In Anno Dracula, Newman throws in a whole slew of literary and historical characters into the pot as a secret government agent and a female vampire join forces to investigate the Jack the Ripper murders of several vampire prostitutes. In the course of the events, the reader will feel like he or she is in a raft up a white-water river as Newman mixes 'pulpy violence, wry wit, politically engaged historical reconstructions, and playful appropriations of characters from all walks of fiction' (to quote Lalumière).
Where else can you get a story that mentions Sherlock Holmes and Bram Stoker being thrown in a prisoner camp for political crimes? Or Dr. Jekyll and Dr. Moreau rubbing shoulders in some dingy mad-scientist laboratory? Or Professor Moriarty heading the worst of the worst criminals in Victorian literature? Or even Oscar Wilde on Dracula's dreaded watchlist due to his penchant for favoring boys?
If you're thinking that this is almost like "The League of Extraordinary Gentlemen"-- the comic book, not the lousy movie, mind-- then yes, you're correct. And like Alan Moore, Newman keeps throwing stuff at the reader so fast, one better not blink.

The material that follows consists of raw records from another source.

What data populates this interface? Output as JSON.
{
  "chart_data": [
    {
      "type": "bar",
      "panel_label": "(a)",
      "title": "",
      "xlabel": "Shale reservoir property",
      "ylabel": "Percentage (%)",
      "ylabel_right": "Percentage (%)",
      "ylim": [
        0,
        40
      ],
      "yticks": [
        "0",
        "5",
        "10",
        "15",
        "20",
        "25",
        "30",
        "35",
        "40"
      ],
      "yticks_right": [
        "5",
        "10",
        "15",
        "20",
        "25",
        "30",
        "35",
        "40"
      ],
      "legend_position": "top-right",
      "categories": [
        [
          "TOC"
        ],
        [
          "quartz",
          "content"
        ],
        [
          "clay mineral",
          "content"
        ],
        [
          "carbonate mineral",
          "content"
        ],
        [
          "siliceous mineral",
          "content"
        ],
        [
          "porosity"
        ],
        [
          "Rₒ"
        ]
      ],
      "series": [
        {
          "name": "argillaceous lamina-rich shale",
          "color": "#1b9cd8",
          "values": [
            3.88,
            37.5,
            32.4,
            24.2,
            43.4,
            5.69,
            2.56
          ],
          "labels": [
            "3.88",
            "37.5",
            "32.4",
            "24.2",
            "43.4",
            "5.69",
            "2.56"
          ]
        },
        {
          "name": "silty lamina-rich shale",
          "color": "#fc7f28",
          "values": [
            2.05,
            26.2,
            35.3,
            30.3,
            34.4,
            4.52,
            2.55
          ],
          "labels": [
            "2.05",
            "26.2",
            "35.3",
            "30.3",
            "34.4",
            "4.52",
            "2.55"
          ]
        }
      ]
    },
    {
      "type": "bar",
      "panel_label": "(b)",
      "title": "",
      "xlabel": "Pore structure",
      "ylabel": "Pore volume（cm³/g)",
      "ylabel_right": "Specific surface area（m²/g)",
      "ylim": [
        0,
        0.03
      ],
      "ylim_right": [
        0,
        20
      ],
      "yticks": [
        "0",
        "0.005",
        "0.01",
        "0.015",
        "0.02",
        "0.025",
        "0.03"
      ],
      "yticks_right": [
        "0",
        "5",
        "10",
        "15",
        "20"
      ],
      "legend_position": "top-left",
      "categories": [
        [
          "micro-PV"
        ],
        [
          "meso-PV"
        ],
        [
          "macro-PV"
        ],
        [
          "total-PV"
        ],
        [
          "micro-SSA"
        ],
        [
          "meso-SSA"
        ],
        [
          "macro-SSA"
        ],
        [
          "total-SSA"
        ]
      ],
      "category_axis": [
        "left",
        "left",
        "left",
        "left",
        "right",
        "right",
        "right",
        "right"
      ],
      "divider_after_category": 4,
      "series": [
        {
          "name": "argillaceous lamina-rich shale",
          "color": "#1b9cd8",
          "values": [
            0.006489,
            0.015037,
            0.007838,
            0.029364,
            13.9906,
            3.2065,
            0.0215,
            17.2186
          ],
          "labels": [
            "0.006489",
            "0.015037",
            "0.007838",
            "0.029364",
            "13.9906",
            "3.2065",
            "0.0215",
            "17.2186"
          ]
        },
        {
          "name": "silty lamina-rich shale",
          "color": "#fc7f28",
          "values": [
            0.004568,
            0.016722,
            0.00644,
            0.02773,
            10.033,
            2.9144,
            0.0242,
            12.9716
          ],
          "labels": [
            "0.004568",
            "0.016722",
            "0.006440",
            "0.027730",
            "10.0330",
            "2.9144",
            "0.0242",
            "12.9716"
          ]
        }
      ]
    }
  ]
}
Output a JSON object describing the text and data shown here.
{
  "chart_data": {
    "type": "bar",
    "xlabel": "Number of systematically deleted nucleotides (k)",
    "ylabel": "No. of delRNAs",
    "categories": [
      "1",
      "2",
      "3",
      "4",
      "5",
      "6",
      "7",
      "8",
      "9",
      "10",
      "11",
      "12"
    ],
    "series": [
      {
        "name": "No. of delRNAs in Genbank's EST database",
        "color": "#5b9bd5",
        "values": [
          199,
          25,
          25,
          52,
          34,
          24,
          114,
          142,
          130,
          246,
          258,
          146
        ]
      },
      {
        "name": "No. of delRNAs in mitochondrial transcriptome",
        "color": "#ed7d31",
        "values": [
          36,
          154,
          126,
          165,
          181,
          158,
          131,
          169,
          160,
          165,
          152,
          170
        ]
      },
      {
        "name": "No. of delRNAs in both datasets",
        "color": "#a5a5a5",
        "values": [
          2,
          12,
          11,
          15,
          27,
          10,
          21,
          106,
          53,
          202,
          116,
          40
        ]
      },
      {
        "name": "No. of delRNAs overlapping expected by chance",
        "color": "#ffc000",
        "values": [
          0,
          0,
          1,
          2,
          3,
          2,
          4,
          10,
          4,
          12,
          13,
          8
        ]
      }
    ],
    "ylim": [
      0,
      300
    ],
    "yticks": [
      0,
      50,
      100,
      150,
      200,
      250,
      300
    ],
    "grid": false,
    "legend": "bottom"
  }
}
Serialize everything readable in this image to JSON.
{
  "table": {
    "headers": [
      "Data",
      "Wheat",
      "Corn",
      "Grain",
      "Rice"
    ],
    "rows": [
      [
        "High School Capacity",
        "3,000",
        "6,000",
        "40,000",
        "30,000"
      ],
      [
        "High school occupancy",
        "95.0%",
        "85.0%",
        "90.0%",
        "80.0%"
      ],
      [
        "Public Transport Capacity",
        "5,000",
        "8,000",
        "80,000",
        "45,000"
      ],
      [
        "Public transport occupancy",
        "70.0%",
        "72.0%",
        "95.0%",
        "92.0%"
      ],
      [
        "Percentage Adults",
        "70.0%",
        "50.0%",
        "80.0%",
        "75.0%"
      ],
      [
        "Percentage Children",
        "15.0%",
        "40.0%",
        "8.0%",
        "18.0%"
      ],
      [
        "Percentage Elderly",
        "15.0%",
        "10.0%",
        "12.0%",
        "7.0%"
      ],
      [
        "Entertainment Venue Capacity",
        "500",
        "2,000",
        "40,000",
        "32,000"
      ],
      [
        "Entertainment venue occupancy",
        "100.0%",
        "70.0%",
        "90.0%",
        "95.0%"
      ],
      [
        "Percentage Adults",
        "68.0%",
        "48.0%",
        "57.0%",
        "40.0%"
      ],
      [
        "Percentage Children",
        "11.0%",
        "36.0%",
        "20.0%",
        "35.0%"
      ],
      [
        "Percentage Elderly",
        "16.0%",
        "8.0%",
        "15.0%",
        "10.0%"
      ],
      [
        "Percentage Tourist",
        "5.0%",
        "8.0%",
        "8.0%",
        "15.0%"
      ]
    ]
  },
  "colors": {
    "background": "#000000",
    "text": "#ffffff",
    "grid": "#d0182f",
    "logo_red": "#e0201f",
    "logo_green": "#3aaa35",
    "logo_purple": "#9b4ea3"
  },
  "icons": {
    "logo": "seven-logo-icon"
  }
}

I, for one, missed or forgotten the references to the Lone Ranger, the Elephant Man, Alan Quatermain, and Lewis Carroll.
However, one need not to be well-read in order to enjoy this book as Newman combines action, mystery, and suspense to create a well-written tale peopled with very interesting and 3-dimensional people.
The only flaw to my enjoyment of this book was that everything went by so fast that I wasn't able to really savor the flavour of Newman's alternative Victorian history. Thus, I felt I wasn't able to totally sympathize with the characters: I'm sure this wasn't the author's fault but my own. One drawback of trying to consume a meal too fast too much, I guess.
It actually reminded me of Tim Power's The Anubis Gates, a historical time-travel novel with the same pulpish sensibilities as Newman. Like Newman's book, I felt that despite all the excitement going on in Power's novel, I really couldn't sympathize with the characters.
Which makes wonder: is there a pattern there? Do stories with these pulpish qualities all have this inherent weakness?
Hmmm...
(One way to find out: read the succeeding books in the series, starting with The Bloody Red Baron and then Judgement of Tears. What's nice about this series though is that they're all somewhat stand-alone so it's pretty easy to jump in anywhere.)